Unfortunately, I work in an academic setting and that seems to give someone
with a qualification in an unrelated subject more authority. I feel a little
powerless to influence the way we do things.

I've made peace with the fact that this guy is never going to change, but will
eventually move on to something else.

------
boltzmannbrain
> Many PhD students are not ready to work in the "real world"

There are exceptions, but this is largely true.

I would go a step further and suggest FAANG are easier environments for ML
PhDs because they go into research groups like FAIR and Google Brain, where
legitimate software engineering (and general professional practices) aren't
required. In other companies -- i.e. ML startups -- those training wheels need
to come off, quickly.

------
quickthrower2
I’d always test for the role and not rely on a PhD implying they can do the
job. Unfortunately that means a coding test, but it can be short.

------
seanwilson
What did you do to test they had the experience you expected? What is your
hiring process? How did you make your expectations of them clear?

> In both cases, the new hires had sloppy desks, wrote sloppy code, and
> presented horrible slides with lots of mistakes (units missing, illegible
> axes, etc). Our undergrad inters faired a lot better than these two.

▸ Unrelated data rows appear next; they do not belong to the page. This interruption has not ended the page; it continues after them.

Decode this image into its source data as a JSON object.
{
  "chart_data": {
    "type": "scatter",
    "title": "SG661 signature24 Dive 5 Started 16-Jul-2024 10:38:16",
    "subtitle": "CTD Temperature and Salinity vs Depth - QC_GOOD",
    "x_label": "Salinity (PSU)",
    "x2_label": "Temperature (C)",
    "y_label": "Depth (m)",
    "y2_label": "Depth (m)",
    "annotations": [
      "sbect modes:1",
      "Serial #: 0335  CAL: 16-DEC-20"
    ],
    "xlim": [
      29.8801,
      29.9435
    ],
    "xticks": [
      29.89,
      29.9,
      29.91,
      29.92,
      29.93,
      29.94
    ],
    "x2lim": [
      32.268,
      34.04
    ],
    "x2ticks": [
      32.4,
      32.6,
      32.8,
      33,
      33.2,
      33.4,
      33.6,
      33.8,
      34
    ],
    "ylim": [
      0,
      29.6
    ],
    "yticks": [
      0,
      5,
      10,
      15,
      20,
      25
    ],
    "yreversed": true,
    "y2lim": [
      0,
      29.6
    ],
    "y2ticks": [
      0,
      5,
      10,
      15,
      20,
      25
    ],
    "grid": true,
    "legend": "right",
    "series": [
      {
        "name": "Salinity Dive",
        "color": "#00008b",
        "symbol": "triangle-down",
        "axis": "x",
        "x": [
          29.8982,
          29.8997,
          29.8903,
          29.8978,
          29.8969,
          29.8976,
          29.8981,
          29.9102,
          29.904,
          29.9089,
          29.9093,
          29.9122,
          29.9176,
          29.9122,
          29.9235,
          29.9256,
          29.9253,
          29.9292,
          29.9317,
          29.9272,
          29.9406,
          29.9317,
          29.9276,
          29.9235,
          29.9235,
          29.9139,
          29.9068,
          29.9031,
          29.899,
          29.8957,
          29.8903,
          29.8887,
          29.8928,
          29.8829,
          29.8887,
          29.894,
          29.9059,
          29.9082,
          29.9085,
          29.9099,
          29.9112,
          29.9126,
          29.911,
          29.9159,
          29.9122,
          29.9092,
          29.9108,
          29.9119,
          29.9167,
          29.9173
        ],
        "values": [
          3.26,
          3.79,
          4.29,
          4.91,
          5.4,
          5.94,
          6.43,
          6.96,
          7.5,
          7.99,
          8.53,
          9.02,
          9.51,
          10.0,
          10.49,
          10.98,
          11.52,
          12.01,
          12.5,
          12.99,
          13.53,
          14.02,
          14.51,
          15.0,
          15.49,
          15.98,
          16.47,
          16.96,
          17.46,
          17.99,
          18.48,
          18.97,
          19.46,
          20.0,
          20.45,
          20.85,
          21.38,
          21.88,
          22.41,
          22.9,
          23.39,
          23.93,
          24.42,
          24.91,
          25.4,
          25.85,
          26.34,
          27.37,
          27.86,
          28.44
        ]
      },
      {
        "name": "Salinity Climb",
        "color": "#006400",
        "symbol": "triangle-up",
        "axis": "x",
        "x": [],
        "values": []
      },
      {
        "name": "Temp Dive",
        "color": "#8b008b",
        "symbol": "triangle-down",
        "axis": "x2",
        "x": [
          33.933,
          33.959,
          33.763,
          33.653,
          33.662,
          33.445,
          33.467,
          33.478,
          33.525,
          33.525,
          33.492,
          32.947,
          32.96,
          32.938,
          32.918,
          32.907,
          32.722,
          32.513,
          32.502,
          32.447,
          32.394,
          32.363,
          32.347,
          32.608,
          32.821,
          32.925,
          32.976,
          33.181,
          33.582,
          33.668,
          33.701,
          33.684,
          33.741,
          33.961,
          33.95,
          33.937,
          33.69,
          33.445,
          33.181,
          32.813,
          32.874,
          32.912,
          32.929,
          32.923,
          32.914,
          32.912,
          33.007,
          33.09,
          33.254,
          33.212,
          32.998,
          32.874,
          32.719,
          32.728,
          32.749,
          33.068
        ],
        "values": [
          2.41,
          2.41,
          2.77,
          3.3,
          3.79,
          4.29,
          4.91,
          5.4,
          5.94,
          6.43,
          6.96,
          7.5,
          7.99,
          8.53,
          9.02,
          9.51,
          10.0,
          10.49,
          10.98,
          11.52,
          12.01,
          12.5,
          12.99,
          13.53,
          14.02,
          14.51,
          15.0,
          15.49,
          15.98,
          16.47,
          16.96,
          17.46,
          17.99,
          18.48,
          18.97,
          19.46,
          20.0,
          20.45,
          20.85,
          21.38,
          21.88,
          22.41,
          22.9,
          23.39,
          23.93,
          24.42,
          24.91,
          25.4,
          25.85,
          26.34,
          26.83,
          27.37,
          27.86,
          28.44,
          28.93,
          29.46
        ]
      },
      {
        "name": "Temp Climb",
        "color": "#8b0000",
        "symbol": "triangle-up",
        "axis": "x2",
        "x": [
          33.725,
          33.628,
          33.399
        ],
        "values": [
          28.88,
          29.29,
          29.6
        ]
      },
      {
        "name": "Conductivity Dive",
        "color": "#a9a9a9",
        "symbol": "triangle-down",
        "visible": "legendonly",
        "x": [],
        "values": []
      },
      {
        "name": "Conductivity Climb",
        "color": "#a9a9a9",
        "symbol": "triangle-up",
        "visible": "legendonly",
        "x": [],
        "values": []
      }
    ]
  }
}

I don't think it's worth it to overgeneralise. You shouldn't generalise about
senior developers with a decades of experience either because you don't know
what they spent their time focusing on.

From personal perspective as well, it can be really demeaning when people try
to attribute any oversight or lack of experience you have to you having done a
PhD. Each PhD is radically different. Some do very concrete research, others
do very abstract, others present a lot, others very little, some code a lot,
some don't etc.

------
partisan
This is a failure in your hiring process as well. How are you vetting your
candidates? Are there gaps in your process that are allowing people who are a
bad fit through?

Where I work, we had a PhD leave within 6 months. She was not able to deal
with the lack of structure. Frankly, neither can I, but my motivations are a
little different from hers. The team leadership could have done better in
focusing on specific deliverables and letting her gain confidence through
small victories before leading her down an open ended death march with few
tangible criteria for success.

------
musicale
I wouldn't expect people who are genuinely bad to work with in an academic
research lab to be good to work with in an industry research lab.

On the other hand, I wouldn't expect PhD students (or any new hires) to be
perfect out of the gate. Assuming the content (algorithms, approach, analysis)
was correct and the main problems were with code style and presentation,
perhaps they needed to be instructed regarding proper code and presentation
style and directed to follow that instruction.

Messy desks are probably not the root cause of poor code or presentation.

------
itronitron
PhDs are often singularly focused (although that can change over time) and it
seems likely that _your_ priorities were not _their_ priorities. They probably
do very well in larger companies because they can a) find a niche that fits
their interests and b) there are more non-PhDs to pick up the slack.

------
bricss
This is very known issue across the globe with broiler PhD's. They will never
be ready to get down to real job.

------
Irishsteve
This isn't a PhD hire problem, this is a hiring someone out of school /
college and not giving them enough structure to succeed problem. It's just you
have higher expectations because they did great at undergrad / masters.